Zur kontinuierlichen Weiterentwicklung der Perfusiologie
Korrespondenz
Liebe Leserin, lieber Leser,
rückblickend betrachtet war die Perfusiologie – und damit meine ich nicht diese Zeitschrift, sondern unser Fachgebiet insgesamt – weniger von Revolutionen als vielmehr von einer kontinuierlichen Evolution geprägt.
Eine solche langfristige Entwicklung lässt sich besonders eindrucksvoll am Beispiel der Extrakorporalen Membranoxygenierung (ECMO) nachvollziehen. Als lebendes Fossil mit nahezu 40 Berufsjahren in der Kardiotechnik habe ich die Anfänge des ECMO-Einsatzes selbst miterlebt.

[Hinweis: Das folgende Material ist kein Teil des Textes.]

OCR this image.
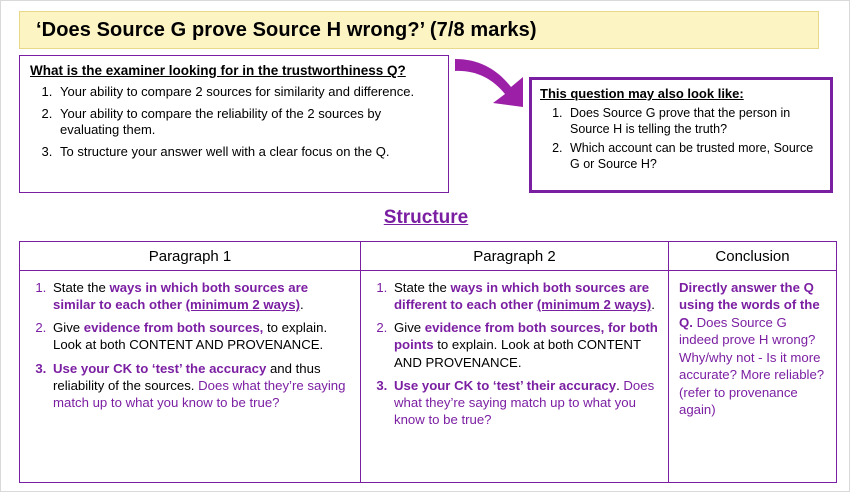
‘Does Source G prove Source H wrong?’ (7/8 marks)
What is the examiner looking for in the trustworthiness Q?
1. Your ability to compare 2 sources for similarity and difference.
2. Your ability to compare the reliability of the 2 sources by evaluating them.
3. To structure your answer well with a clear focus on the Q.
This question may also look like:
1. Does Source G prove that the person in Source H is telling the truth?
2. Which account can be trusted more, Source G or Source H?
Structure
Paragraph 1	Paragraph 2	Conclusion

1. State the ways in which both sources are similar to each other (minimum 2 ways).
2. Give evidence from both sources, to explain. Look at both CONTENT AND PROVENANCE.
3. Use your CK to ‘test’ the accuracy and thus reliability of the sources. Does what they’re saying match up to what you know to be true?

1. State the ways in which both sources are different to each other (minimum 2 ways).
2. Give evidence from both sources, for both points to explain. Look at both CONTENT AND PROVENANCE.
3. Use your CK to ‘test’ their accuracy. Does what they’re saying match up to what you know to be true?

Directly answer the Q using the words of the Q. Does Source G indeed prove H wrong? Why/why not - Is it more accurate? More reliable? (refer to provenance again)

Damals stellte die ECMO beim Postkardiotomie-Pumpversagen eine Ultima-ratio-Therapie dar, häufig mit letalem Ausgang. Zugleich waren die Fallzahlen selbst in großen Herzzentren gering.
Die zentrale Kanülierung von Aorta und rechtem Vorhof war Standard und ging häufig mit Blutungskomplikationen sowie Rethorakotomien einher. Eine periphere Kanülierung, beispielsweise über die Femoralgefäße, kam mangels geeigneter Kanülen kaum infrage. Gerade hier zeigt sich die bemerkenswerte Evolution unseres Fachgebiets. Heute werden unterschiedlichste Kanülierungsstra-
tegien und Devices gezielt kombiniert, um versagende Organsysteme bestmöglich zu entlasten. V-A-, V-V- und V-VA-ECMO, RA-PA-ECMO, ECMELLA und weitere hybride Konzepte sind längst Bestandteil des intensivmedizinischen Alltags geworden.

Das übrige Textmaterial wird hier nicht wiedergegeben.